Инок щедро намазал медом большой кусок лепешки. Мы сидели в летней кухне у большого раскрытого окна. За окном синел перевал Доу с повисшей на нем грядой белых кучевых облаков. Среди зеленого буйства леса под перевалом продолжал цвести каштан. Наш сад принес в этом году славный урожай. Обрезанные мною деревья были усыпаны поспевающими яблоками, грушами и черносливом. У заборчика возле дома под летним ветерком кивали головками розовые лилии.
– Отче Симон, что это все вокруг такое белое? – изумленно прервал инок наше молчание.
– Нет, все нормально, зеленое! – засмеялся я, полагая, что мой собеседник шутит. Но он продолжал безсвязно говорить:
– А я говорю, белое! – И пробормотал: – Что-то мне нехорошо…
Он тяжело поднялся и, пошатываясь, пошел за угол дома. Не дойдя до угла, геолог зашатался и упал, сильно ударившись головой о деревянные балки стены.

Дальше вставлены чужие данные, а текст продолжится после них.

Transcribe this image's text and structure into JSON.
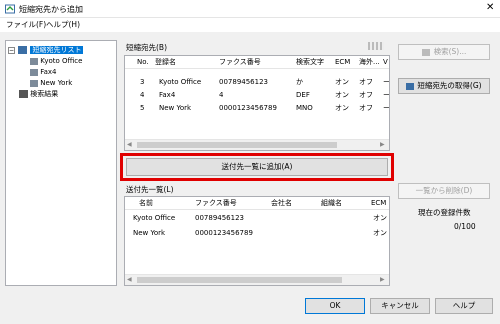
{
  "window": {
    "title": "短縮宛先から追加"
  },
  "menu": {
    "file": "ファイル(F)",
    "help": "ヘルプ(H)"
  },
  "tree": {
    "root": "短縮宛先リスト",
    "children": [
      "Kyoto Office",
      "Fax4",
      "New York"
    ],
    "results": "検索結果"
  },
  "speed_dial": {
    "label": "短縮宛先(B)",
    "columns": [
      "No.",
      "登録名",
      "ファクス番号",
      "検索文字",
      "ECM",
      "海外...",
      "V"
    ],
    "rows": [
      [
        "3",
        "Kyoto Office",
        "00789456123",
        "か",
        "オン",
        "オフ",
        "ー"
      ],
      [
        "4",
        "Fax4",
        "4",
        "DEF",
        "オン",
        "オフ",
        "ー"
      ],
      [
        "5",
        "New York",
        "0000123456789",
        "MNO",
        "オン",
        "オフ",
        "ー"
      ]
    ]
  },
  "buttons": {
    "search": "検索(S)...",
    "get_speed_dial": "短縮宛先の取得(G)",
    "add_to_list": "送付先一覧に追加(A)",
    "remove_from_list": "一覧から削除(D)",
    "ok": "OK",
    "cancel": "キャンセル",
    "help": "ヘルプ"
  },
  "destinations": {
    "label": "送付先一覧(L)",
    "columns": [
      "名前",
      "ファクス番号",
      "会社名",
      "組織名",
      "ECM"
    ],
    "rows": [
      [
        "Kyoto Office",
        "00789456123",
        "",
        "",
        "オン"
      ],
      [
        "New York",
        "0000123456789",
        "",
        "",
        "オン"
      ]
    ]
  },
  "count": {
    "label": "現在の登録件数",
    "value": "0/100"
  }
}
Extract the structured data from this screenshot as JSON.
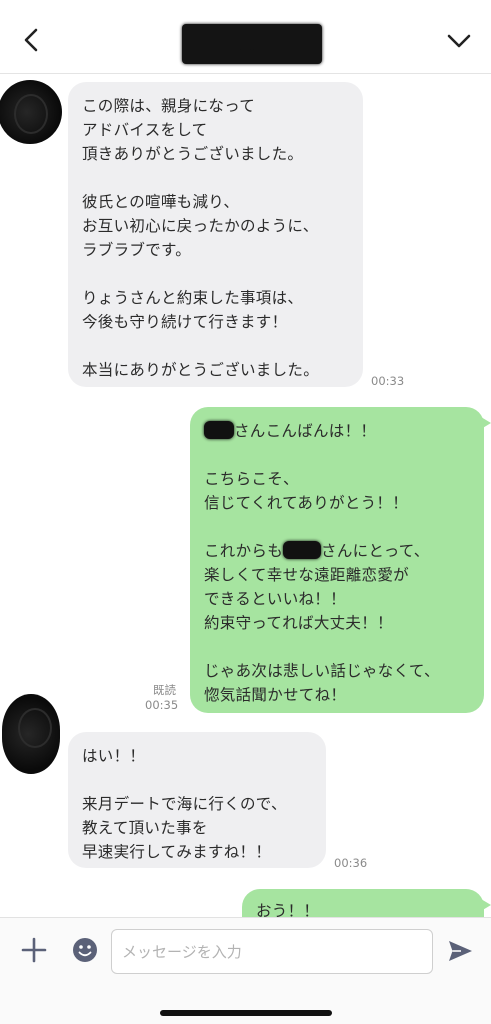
{
  "header": {
    "title": "■■■■",
    "back_icon": "chevron-left-icon",
    "menu_icon": "chevron-down-icon"
  },
  "messages": {
    "m1": {
      "text": "この際は、親身になって\nアドバイスをして\n頂きありがとうございました。\n\n彼氏との喧嘩も減り、\nお互い初心に戻ったかのように、\nラブラブです。\n\nりょうさんと約束した事項は、\n今後も守り続けて行きます！\n\n本当にありがとうございました。",
      "time": "00:33"
    },
    "m2": {
      "line1_suffix": "さんこんばんは！！",
      "block2": "こちらこそ、\n信じてくれてありがとう！！",
      "line3_prefix": "これからも",
      "line3_suffix": "さんにとって、",
      "block3": "楽しくて幸せな遠距離恋愛が\nできるといいね！！\n約束守ってれば大丈夫！！",
      "block4": "じゃあ次は悲しい話じゃなくて、\n惚気話聞かせてね！",
      "read": "既読",
      "time": "00:35"
    },
    "m3": {
      "text": "はい！！\n\n来月デートで海に行くので、\n教えて頂いた事を\n早速実行してみますね！！",
      "time": "00:36"
    },
    "m4": {
      "text": "おう！！"
    }
  },
  "input": {
    "placeholder": "メッセージを入力",
    "value": ""
  },
  "colors": {
    "outgoing_bubble": "#a6e4a0",
    "incoming_bubble": "#efeff1",
    "send_icon": "#5b6178"
  }
}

Я кинулся к нему: неужели убился? Отец Пантелеймон слабо стонал. Лицо его было пугающе бледным. Я попробовал приподнять моего друга, чтоб завести в дом, но он оказался слишком грузным для меня. Пришлось положить геолога на одеяло и оттащить в тень под ореховое дерево. Выпив немного воды, инок простонал:
– Что это было со мной? Голова раскалывается!
– Ты отравился «дурным» медом, отец, упал в обморок и сильно ударился головой об стену.
– Понятно. Я полежу чуть-чуть, все вокруг кружится…
К вечеру мой друг отлежался, сохранив на память о «дурном» меде большой синяк на лбу.
Дождавшись возвращения со Псху иеромонаха и наших гостей, мы загрузили рюкзаки продуктами и книгами. Я тащил рулон желтого пластика, который мне подарили в Королеве на ракетном заводе, и железную печь, обмотав ее острые углы мешковиной. И все же эта тяжелая печь отбила мне спину, похоже, на всю жизнь. От сильных болей в пояснице во время переноски тяжелой печи я закусывал губы, чтобы не стонать. Весь этот путь я говорил про себя: «Господи, прими мои труды в покаяние! Больше ни о чем не прошу…» Отдохнув на Грибзе, мы сделали еще несколько ходок за продуктами для моей зимовки.
Стояло прекрасное начало осени, солнечной и сухой. Пока еще было довольно жарко. Горные вершины, парящие в режущей глаза синеве, и купание под голубыми струями водопада понравились нашим гостям. Кавказ им явно пришелся по душе. Тем не менее инок с братом на привалах уходили в свои воспоминания о Севере:
– Морошка, клюква, комарики, болота…
Вся северная экзотика не сходила с их уст. Они остались влюбленными в северные края, особенно в лесные верховья Печоры. А я был так рад увидеть свою келью, что расцеловал ее порог. В отсутствие в келье похозяйничали сони-полчки. Пришлось заняться уборкой, досадуя на себя самого, что оставил щели в потолке. В церкви мы отслужили несколько литургий. Наши глаза и сердца сияли счастьем.
– Жалко расставаться, отче! – сказал на прощанье геолог. – Но дела ждут. Возможно, я ребят поеду провожать в Сухуми, благослови!
– С Богом! – прощался я с отцом Пантелеймоном и поблагодарил всех друзей за помощь. Их радостные улыбки отразились на моем лице. Вскоре звонкий пересвист птиц заглушил их удаляющиеся голоса. Я оказался один.